Ok, the way I look at it ..we can continue fighting the tide or we can step back and come to grips with a changing coastline. Looks like we’ve chosen to bunker down and fight. I believe this kind of old-school mentality just leads to faster erosion, more polluted water and fewer homes we can claim as beachfront property. What we end up with is a barrier that’s in constant need of repair and beaches that sicken us. That’s what happens when you build out to the edge. Ask anyone who lives on Broad Beach in Malibu or on the bluffs in Santa Barbara. The beach has receded hundreds of feet since I moved here in the 1990’s.
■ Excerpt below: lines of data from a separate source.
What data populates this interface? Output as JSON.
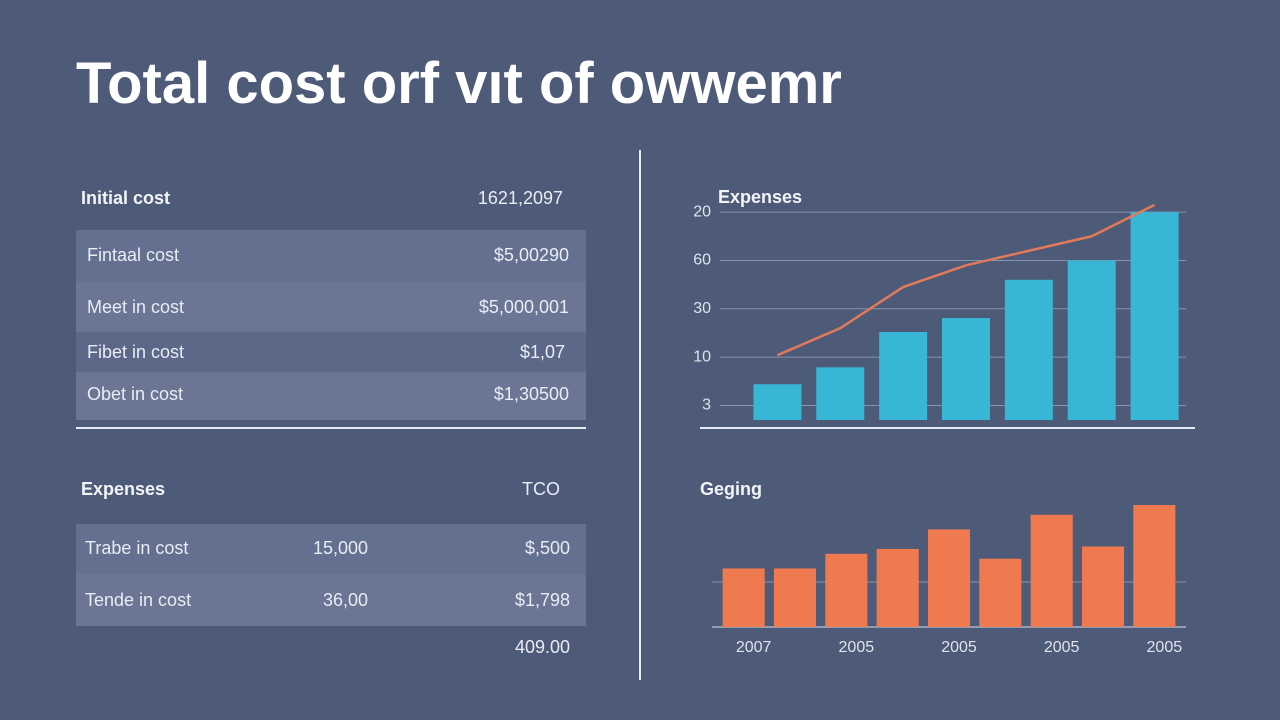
{
  "header": {
    "title": "Total cost orf vıt of owwemr"
  },
  "tables": [
    {
      "header": [
        "Initial cost",
        "1621,2097"
      ],
      "rows": [
        [
          "Fintaal cost",
          "$5,00290"
        ],
        [
          "Meet in cost",
          "$5,000,001"
        ],
        [
          "Fibet in cost",
          "$1,07"
        ],
        [
          "Obet in cost",
          "$1,30500"
        ]
      ]
    },
    {
      "header": [
        "Expenses",
        "TCO"
      ],
      "rows": [
        [
          "Trabe in cost",
          "15,000",
          "$,500"
        ],
        [
          "Tende in cost",
          "36,00",
          "$1,798"
        ]
      ],
      "footer": "409.00"
    }
  ],
  "chart_data": [
    {
      "type": "bar",
      "title": "Expenses",
      "categories": [
        null,
        null,
        null,
        null,
        null,
        null,
        null
      ],
      "series": [
        {
          "type": "bar",
          "color": "#38b6d6",
          "values": [
            0.44,
            0.79,
            1.52,
            1.81,
            2.6,
            3.0,
            4.0
          ]
        },
        {
          "type": "line",
          "color": "#e07a5a",
          "values": [
            1.04,
            1.6,
            2.45,
            2.9,
            3.2,
            3.5,
            4.15
          ]
        }
      ],
      "ylim": [
        -0.3,
        4.25
      ],
      "yticks": [
        {
          "value": 4,
          "label": "20"
        },
        {
          "value": 3,
          "label": "60"
        },
        {
          "value": 2,
          "label": "30"
        },
        {
          "value": 1,
          "label": "10"
        },
        {
          "value": 0,
          "label": "3"
        }
      ],
      "grid": true
    },
    {
      "type": "bar",
      "title": "Geging",
      "categories": [
        "2007",
        null,
        "2005",
        null,
        "2005",
        null,
        "2005",
        null,
        "2005"
      ],
      "color": "#f07a50",
      "values": [
        48,
        48,
        60,
        64,
        80,
        56,
        92,
        66,
        100
      ],
      "ylim": [
        0,
        100
      ]
    }
  ]
}
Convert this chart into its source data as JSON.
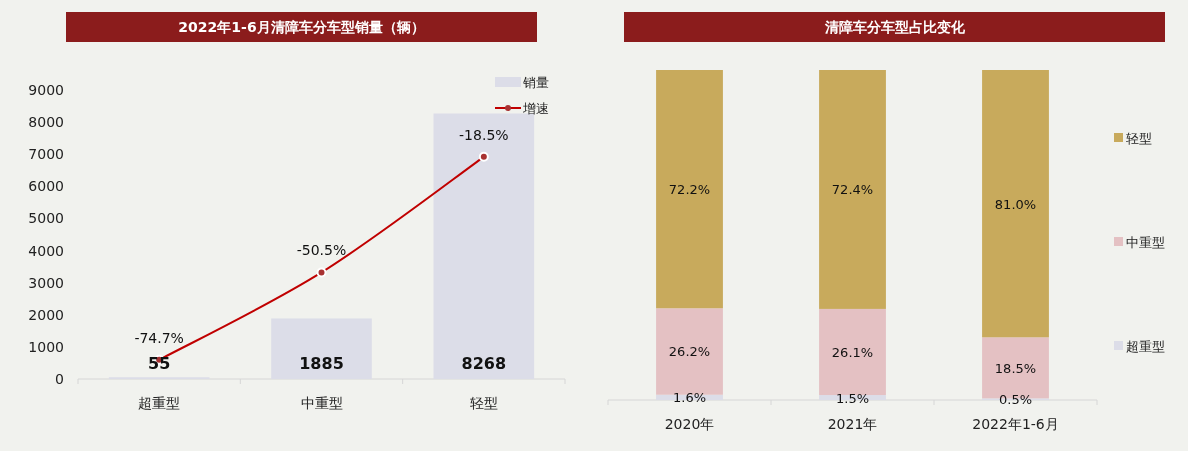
{
  "chart_data": [
    {
      "type": "bar",
      "title": "2022年1-6月清障车分车型销量（辆）",
      "categories": [
        "超重型",
        "中重型",
        "轻型"
      ],
      "ylim": [
        0,
        9000
      ],
      "yticks": [
        0,
        1000,
        2000,
        3000,
        4000,
        5000,
        6000,
        7000,
        8000,
        9000
      ],
      "y2lim": [
        -80,
        0
      ],
      "legend": "top right",
      "marker": "circle",
      "series": [
        {
          "name": "销量",
          "color": "#dcdde8",
          "values": [
            55,
            1885,
            8268
          ],
          "value_labels": [
            "55",
            "1885",
            "8268"
          ]
        },
        {
          "name": "增速",
          "type": "line",
          "axis": "y2",
          "color": "#c00000",
          "values": [
            -74.7,
            -50.5,
            -18.5
          ],
          "value_labels": [
            "-74.7%",
            "-50.5%",
            "-18.5%"
          ]
        }
      ]
    },
    {
      "type": "bar",
      "title": "清障车分车型占比变化",
      "categories": [
        "2020年",
        "2021年",
        "2022年1-6月"
      ],
      "stacked": true,
      "ylim": [
        0,
        100
      ],
      "legend": "right",
      "series": [
        {
          "name": "超重型",
          "color": "#dcdde8",
          "values": [
            1.6,
            1.5,
            0.5
          ],
          "value_labels": [
            "1.6%",
            "1.5%",
            "0.5%"
          ]
        },
        {
          "name": "中重型",
          "color": "#e4c1c3",
          "values": [
            26.2,
            26.1,
            18.5
          ],
          "value_labels": [
            "26.2%",
            "26.1%",
            "18.5%"
          ]
        },
        {
          "name": "轻型",
          "color": "#c8aa5c",
          "values": [
            72.2,
            72.4,
            81.0
          ],
          "value_labels": [
            "72.2%",
            "72.4%",
            "81.0%"
          ]
        }
      ]
    }
  ]
}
Ask any one who still surfs the river jetty in Newport. Respiratory ailments, skin rashes and diarrhea come with the territory. You might say it's nature's way of restoring balance. I agree with UC Santa Cruz Geologist Gary Griggs and the Pacific Institute. We gotta’ retreat. Move the fucking concrete and asphalt back a couple hundred yards and replace it with cobblestones and sand. Restore a wetland that once acted as a natural filter and did a much better job at keeping the sand on the beach. Or just sit back and watch the ocean reclaim its property. What we’ll be left with are beaches of upturned asphalt, concrete pillars, rusted-out rebar and other detritus of a civilization that, for centuries, crammed its most valuable homes and businesses to the edge of the ocean.

Monday, January 17, 2011

Receptivity

Senator
Russell Pearce

I have a theory. People who rate themselves as highly ‘consistent and uncompromising’ on issues are slower to adapt to the unexpected and less likely to learn from their mistakes. To put it bluntly, “I think inflexibility leads to arrested development” (take for example John Boehner’s “Hell, no!” anti-Obama strategy, or Senator Russell Pearce’s claim that all opposing views are “treasonous”). I talked to Dr. Thompson about my theory. Although he generally thinks theories are a dime a dozen, he knows I’ve been entertaining this one for a while now. Out of consideration, he says it merits looking into and suggests some ‘assessment tools’ I could use to measure ‘willingness to yield’ on issues. I didn’t think it would be hard getting people to admit to having an uncompromising nature and I have tests that measure how swiftly people handle unexpected events in a narrative. Now I’m interested in getting started and seeing what the literature turns up. Perhaps it’s already been done. I mean, you’d think it’d be a factor in Alzheimer’s or something. If nothing turns up, the good doctor says he’ll sign a research proposal and, who knows ..there might even be research money available. I’m not counting on it though. But in the political atmosphere we’re in .. there’s bound to be some interest in the subject.